Dans les milieux trotskistes, maoïstes, l’organisation très ouverte de la Nouvelle Gauche est abandonnée au profit du centralisme démocratique de Lénine. Ce glissement s’observe après 1968.
La chose la plus importante pour moi quand on se questionne sur le rôle de 68 concerne l’évolution des mouvements politiques : de 1956 à 1968, il y a la Nouvelle Gauche : une gauche pluraliste, ouverte, démocratique, très mal organisée mais “vibrante”. Or, après 1968, avec le constat d’un retour à la normale et l’essor de cette question « où est ce qu’on a échoué ?», la Nouvelle gauche commence à s’éparpiller. En 1969-1970, beaucoup de structures ou organisations de la Nouvelle Gauche dépérissent alors qu’on assiste à l’éclosion de mouvements de la gauche radicale, trotskiste ou maoïste. À cette même époque, dans l’après 68, on redécouvre la révolution russe. Si on regarde la production de livres académiques sur le sujet, elle explose à partir de 1969-1970. Les militants de la gauche radicale observent attentivement cette révolution qui a “abouti”.
Dans les milieux trotskistes, maoïstes, l’organisation très ouverte de la Nouvelle Gauche est abandonnée au profit du centralisme démocratique de Lénine.

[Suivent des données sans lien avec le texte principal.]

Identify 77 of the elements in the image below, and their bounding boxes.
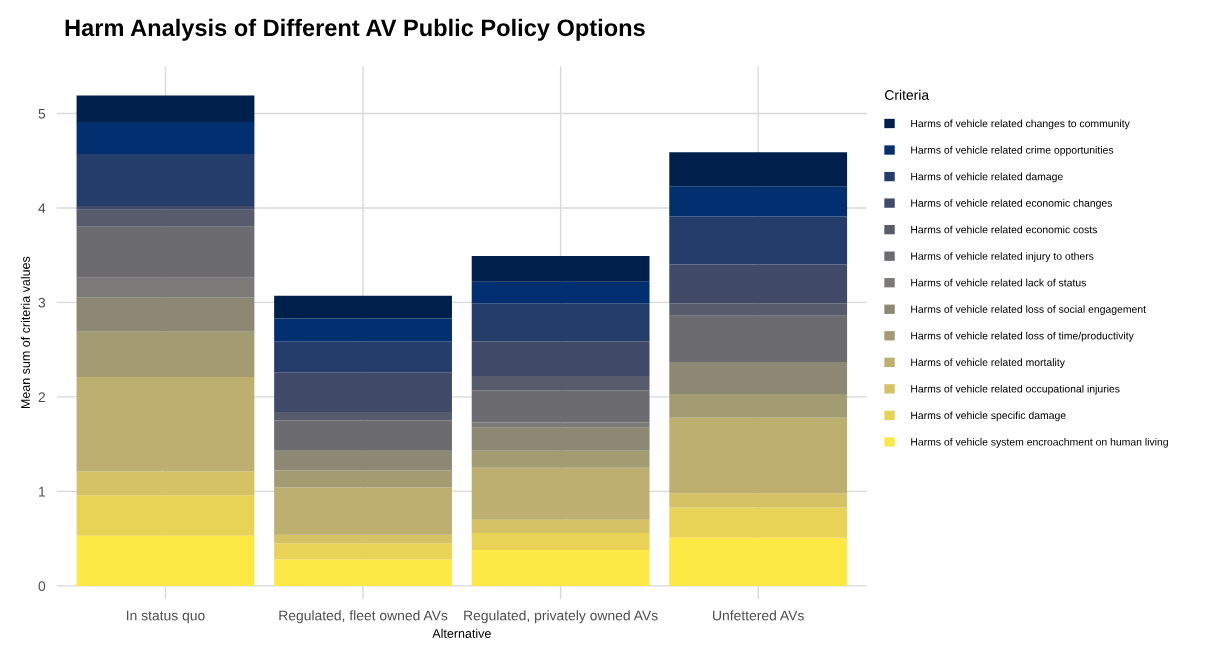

Ce glissement s’observe après 1968.
Le terrorisme constitue, lui, une autre problématique. Beaucoup de ses militants étaient des militants en 1968, mais on a tendance, au niveau international, à surestimer cette évolution vers le terrorisme dans la gauche. Le seul pays où l'on observe un cas de terrorisme de gauche assez important du point de vue quantitatif est l’Italie. Si l'on regarde la situation en Italie, on constate qu’il y a, bien sûr, des terroristes de gauche. Mais le nombre de victimes du terrorisme de droite en Italie dans ces années-là est plus élevé que le nombre des victimes des Brigades Rouges. Les plus grands massacres sont le fait du terrorisme de droite. Le tout premier grand acte de terrorisme en Italie, le massacre de la Piazza Fontana à Milan en décembre 1969, est une action de l’extrême-droite italienne ! Le terrorisme en Italie est une affaire de gauche ET de droite ! Je ne veux pas minimiser le rôle de la gauche mais il me semble qu’on surestime beaucoup cette évolution des mouvements de 1968 vers le terrorisme. Si on regarde cette problématique d’un point de vue comparatif, le terrorisme de gauche est un phénomène relativement isolé – mais, bien sûr, avec des conséquences tragiques. Il y a beaucoup plus d’ex-militants des mouvements sociaux des années 68 qui sont devenus des PDG de grandes firmes ou des hommes politiques internationalement reconnus que d’ex-militants qui deviennent des terroristes, ce sont des cas isolés. En Allemagne de l’Ouest, entre les années soixante-dix et les années quatre-vingt-dix, il y a eu trois générations de terroristes de gauche dans la Fraction Armée Rouge. Le nombre total des militants du noyau dur de ces trois générations se situe à peu près entre 60 et 80 personnes, pas plus.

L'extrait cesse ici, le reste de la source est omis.